Monica, Madame Flora's daughter, and Toby, a mute servant boy rescued from "the streets of Budapest" play dress-up. When Madame Flora, or "Baba" as they call her, arrives home drunk, she violently chastises them for not preparing for that night's seance. Soon the guests arrive, Mr. and Mrs. Gobineau, regulars, and the widow Mrs. Nolan who is attending for the first time. With Madame Flora in a trance in her chair, a fake seance is held where Mrs. Nolan speaks with what she thinks is her deceased sixteen-year-old daughter but is really Monica behind a screen. She sings to Mrs. Nolan: "Mother, mother, are you there?". As Monica disappears, Mrs. Nolan rushes toward the figure and is restrained by the Gobineaus. When order is restored, Mr. and Mrs. Gobineau "communicate" with their deceased two-year-old son Mickey, who, having never learned to speak, only laughs.

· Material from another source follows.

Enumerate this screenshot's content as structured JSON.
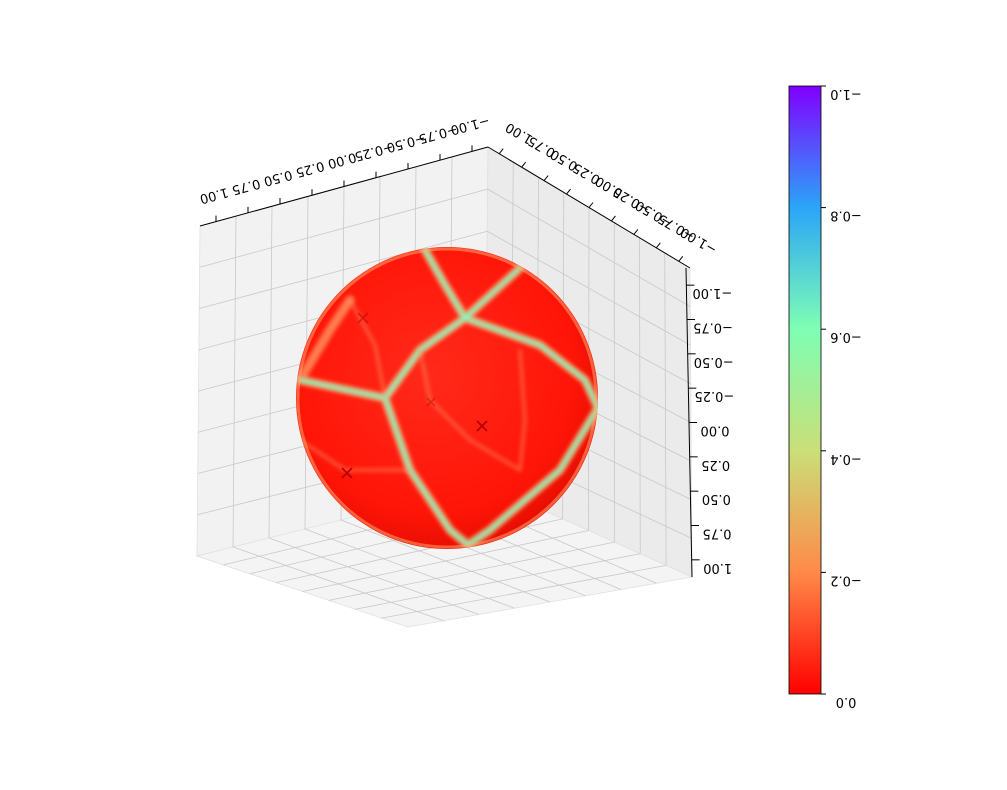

After they say goodbye to him, Madame Flora "suddenly, with a loud gasp... clutches at her throat with both hands." She feels a phantom hand clutching her throat and is "terror-stricken." After demanding that the guests leave, she calls for Monica and tells her what she felt, eventually blaming Toby who was in the other room the whole time. In an effort to calm Baba's drunken rage toward Toby, Monica sings her the dark lullaby "The Black Swan" which is interrupted by a voice that Baba hears causing her to fly into a terrified rage at Toby for not telling her where the voice is coming from. The act ends with Monica again singing the lullaby while Baba recites her Hail Marys.

===Act 2===
A few days later

Toby is giving a puppet show for Monica. Their mutual love becomes more obvious. When Baba comes home, she resumes her accusations on Toby, sure that he knows what went on that night. The guests again arrive, expecting another seance but are driven away by Madame Flora who tries to convince them that the whole thing was a sham by revealing all the tricks that she and Monica used. But the guests are not convinced and leave claiming that while she might have thought she was cheating them, she in fact was not. Once the guests are gone, she drives Toby out despite Monica's pleas on his behalf. With everyone gone, and Monica in her room, Baba pours herself another drink and questions her own sanity, becoming wild with drink and eventually passing out. Once she has fallen asleep, Toby sneaks back in and tries to get into Monica's room, but finds it locked and eventually goes to the trunk to find his tambourine. While searching, he knocks the lid of the trunk down waking Baba. Toby quickly hides in the puppet theater. As Baba tries to see where the noise came from and fetches a revolver from a drawer in the table. "Hysterically" she shouts out "Who is it? Speak or I'll Shoot!" and the puppet theater curtain moves. Baba screams and fires at it several times. As Toby's bloody body collapses grasping the curtain, Baba says "I've killed the ghost! I've killed the ghost!" Monica, hearing the gunshots, enters, sees Toby's lifeless body and runs for help. As the final curtain falls very slowly Baba asks, in a hoarse whisper, "Was it you?"

==Noted arias==
- "Monica's Waltz" (Monica)
- "The Black Swan" (Monica)
- "Afraid, am I afraid?" (Baba)

==Discography==
- The Medium, The Telephone, Julija Samsonova-Khayet, Marily Santoro, Chiara Isotton, Lorenzo Grante, Roxana Herrera Diaz, Orchestra Filarmonica Italiana, Flavio Emilio Scogna, Brilliant Classics 95361, 2018.